Oh, my. After spending about eight hours over the last two days procuring boxes, tape, bubble wrap, etc to ship out all of the games that were picked up in the JVMF auction, I am *finally* at the point where I've gotten shipping quotes from UPS and USPS. Surprisingly, UPS cost slightly more and took slightly longer for all domestic packages, and was astronomical for international. At one point I just stopped trying to enter the data into the incredibly fussy web page for international destinations.
I'm being very careful to pack every game so that it will stand the best chance of arrival in one piece, which for me means a) the games are all wrapped in bubblewrap, and b) that the box is full so that items won't shift around. Since some boxes are significantly larger than the games by some measure, I was worried that I'd be spending too much on packing peanuts (I'm already at nearly $100 for boxes, bubble, peanuts), and then I got this really great idea.
I have a bunch of expansions for games that I try to consolidate and so have a ton of empty boxes sitting in my closet. I have put those boxes to good use by using them to fill up the shipping packages. The smaller ones (like the small Arkham Horror expansions) are great on the sides, and the larger square ones (like for Dominion expansions) are great on the top. I think the weight is comparable to peanuts, as the boxes are empty, and won't the people getting their games be surprised to find empty game boxes! Ha ha!
I'm also learning that international shipping is a bitch. A cold, heartless, expensive as hell bitch. UPS, assuming I was doing things correctly, was asking around 4x what the USPS was, although for much quicker delivery. Even so, a 7.5 pound box of games measuring 15"x12"x10" will cost over $60 to send to Australia. I know it's a long ways away, and I know fuel is ridiculous, but... Wow. I've asked the four international recipients to go ahead and figure out how they want their packages shipped as I just haven't done this much. I'm also learning that there will be customs forms to fill out with valuations of the games. Whee. And here I was seriously considering moving to Canada in 2004 when Bush was reelected. That would have been a seriously expensive trip.

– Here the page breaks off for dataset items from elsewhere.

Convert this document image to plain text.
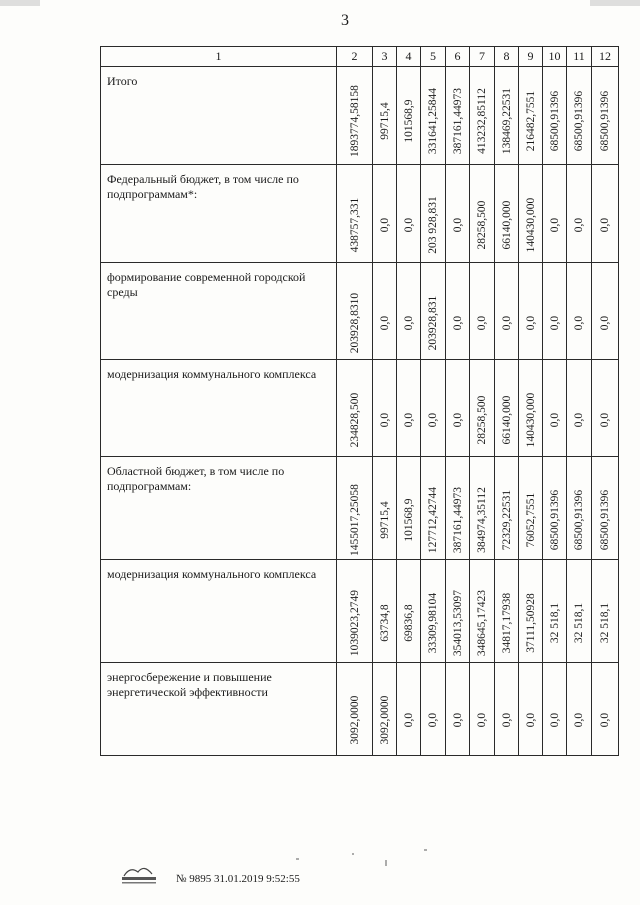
3
1	2	3	4	5	6	7	8	9	10	11	12
Итого	1893774,58158	99715,4	101568,9	331641,25844	387161,44973	413232,85112	138469,22531	216482,7551	68500,91396	68500,91396	68500,91396

Федеральный бюджет, в том числе по подпрограммам*:	438757,331	0,0	0,0	203 928,831	0,0	28258,500	66140,000	140430,000	0,0	0,0	0,0

формирование современной городской среды	203928,8310	0,0	0,0	203928,831	0,0	0,0	0,0	0,0	0,0	0,0	0,0

модернизация коммунального комплекса	234828,500	0,0	0,0	0,0	0,0	28258,500	66140,000	140430,000	0,0	0,0	0,0

Областной бюджет, в том числе по подпрограммам:	1455017,25058	99715,4	101568,9	127712,42744	387161,44973	384974,35112	72329,22531	76052,7551	68500,91396	68500,91396	68500,91396

модернизация коммунального комплекса	1039023,2749	63734,8	69836,8	33309,98104	354013,53097	348645,17423	34817,17938	37111,50928	32 518,1	32 518,1	32 518,1

энергосбережение и повышение энергетической эффективности	3092,0000	3092,0000	0,0	0,0	0,0	0,0	0,0	0,0	0,0	0,0	0,0
№ 9895 31.01.2019 9:52:55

I figure I've still got about another six hours to go to get all of these games out of the door, including back and forths with the recipients, addressing the packages, but I don't have an accurate scale (I'm standing on the bathroom scale with the box and subtracting my weight, but the scale is only accurate to 0.5 lbs, assuming it's accurate in the first place), so I'll still need to stand in line and I'll probably need to make three trips. Happily, the UPS store also does USPS, and will compare prices so just in case I'm a little off I will have some choices.
Of course, all of this is for a good cause, and of course I'm happy to get the games out of the house, in addition to raising the money, but doing this many games at once is no fun and I will need to take a more proactive approach to purging in the future. This last purge was, by necessity, rather large in scale, and while I was able to get about a quarter of the games out the door without any shipping at all (and thanks to Roger M for being willing to pick them up from me directly), it's a lot of games. A *lot* of games.
So now I just stop buying them, I guess.
Har.
3 comments:
Probably too late to be helpful but in the past I've found that for domestic shipping FedEx is the cheapest if you can't use a flat rate Priority box.
I live in Canada and I trade a lot of games on Boardgamegeek, or at least I used to.
Because the great majority of people at BGG live in the USA, more often than not I find that my trade offers, no matter how generous, simply go ignored - even though the postage I have to pay, and the paperwork I have to do, is just as much.
I also find that many game sellers on BGG won't ship outside of the CONUS, so they can't be bothered to do the paperwork even when I'm paying the postage!
Got all of the boxes out this week, most of the recipients have acknowledged getting their games, so I'm a happy guy.
Brian, I did not find the paperwork onerous at all - you are basically filling out an extra address form. The shipping was expensive, though. The postage is considerable compared to the CONUS, however, and I can see people wanting to avoid paying $30-60 in a trade when there is probably someone in the US who will have the same game and do the same trade. So much for NAFTA.
I ended up using USPS for everything, and the rates were not too bad - no more than $20+ for a couple of the heavier shipments. UPS was slightly more expensive and the UPS store near me would have wanted the information all copied to their order forms and I wasn't going to do that 19 times.
Regardless, it's done. Next time I will be offering games for sale a handful at a time, no more of this 100 game purge business. I also learned that Excel spreadsheets are your friend - I could never have kept track of what was going where without one.